Be that as it may, the White Paper is still the best indication we have got of what a post-Brexit UK will look like. The childcare sector, like all other industries, will be affected by Brexit, albeit largely indirectly. The White Paper suggests that most consumer and employment rights will be largely unaffected, while efforts will be made to ensure that goods are able to move across borders ‘frictionlessly’. If achieved, this should mean that the contingency plans involving the stockpiling of processed foods will prove superfluous and a real crisis at the time of leaving averted.
The biggest single change will be the end of Freedom of Movement. EU citizens will no longer have an automatic right to work in the UK and UK citizens will not have an automatic right to work in the EU. This could affect childcare workers who work across borders, but whether it will simply mean more paperwork and administration, or something even more obstructive is hard to tell. Tightening border controls was central to the Leave campaign’s platform and it is here that the government is most likely to dig its heels in.

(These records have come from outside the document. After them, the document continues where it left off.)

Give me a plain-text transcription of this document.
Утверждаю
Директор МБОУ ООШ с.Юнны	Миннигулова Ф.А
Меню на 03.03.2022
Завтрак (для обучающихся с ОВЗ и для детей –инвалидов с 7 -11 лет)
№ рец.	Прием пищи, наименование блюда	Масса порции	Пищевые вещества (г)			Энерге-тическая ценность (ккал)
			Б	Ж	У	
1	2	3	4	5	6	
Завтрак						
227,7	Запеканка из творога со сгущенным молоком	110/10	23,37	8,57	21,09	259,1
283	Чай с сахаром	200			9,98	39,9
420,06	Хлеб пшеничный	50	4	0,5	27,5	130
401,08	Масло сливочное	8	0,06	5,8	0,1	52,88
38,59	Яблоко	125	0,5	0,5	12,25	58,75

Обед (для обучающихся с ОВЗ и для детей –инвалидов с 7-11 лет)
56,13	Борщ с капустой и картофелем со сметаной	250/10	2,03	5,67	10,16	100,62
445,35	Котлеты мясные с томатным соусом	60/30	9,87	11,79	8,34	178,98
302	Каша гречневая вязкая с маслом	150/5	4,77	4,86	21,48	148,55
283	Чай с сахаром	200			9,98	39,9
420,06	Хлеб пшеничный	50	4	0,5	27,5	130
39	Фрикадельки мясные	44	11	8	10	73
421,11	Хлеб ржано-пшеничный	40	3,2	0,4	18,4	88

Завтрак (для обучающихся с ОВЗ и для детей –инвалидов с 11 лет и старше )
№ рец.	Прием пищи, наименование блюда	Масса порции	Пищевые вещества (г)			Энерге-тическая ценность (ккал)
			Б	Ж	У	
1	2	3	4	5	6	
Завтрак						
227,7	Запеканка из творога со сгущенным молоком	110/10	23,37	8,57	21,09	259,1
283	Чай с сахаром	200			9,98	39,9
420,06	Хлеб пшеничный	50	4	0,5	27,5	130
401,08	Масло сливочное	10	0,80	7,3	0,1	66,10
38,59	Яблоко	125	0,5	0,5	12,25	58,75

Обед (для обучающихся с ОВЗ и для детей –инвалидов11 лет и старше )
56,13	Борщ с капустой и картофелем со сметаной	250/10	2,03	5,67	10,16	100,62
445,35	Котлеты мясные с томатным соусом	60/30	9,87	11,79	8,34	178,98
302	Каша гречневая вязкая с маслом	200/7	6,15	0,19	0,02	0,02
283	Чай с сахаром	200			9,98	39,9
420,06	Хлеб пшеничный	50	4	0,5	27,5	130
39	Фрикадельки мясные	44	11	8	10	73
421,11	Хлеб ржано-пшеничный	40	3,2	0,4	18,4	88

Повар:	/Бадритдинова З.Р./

For the rest of the economy, the 80% called ‘services’, it is less clear what is proposed. Presently, operating from multiple sites across the EU is relatively easy, as regulations are harmonised and structures have evolved with the laws. The White Paper makes few specific proposals for managing services post-Brexit. For small businesses who do not work internationally the impact of uncertainty will be indirect, but it will be felt as economic realities change. Surviving and thriving in times of economic uncertainty requires strong commercial instincts, knowing when caution is called for when a bold risk might just be worth it.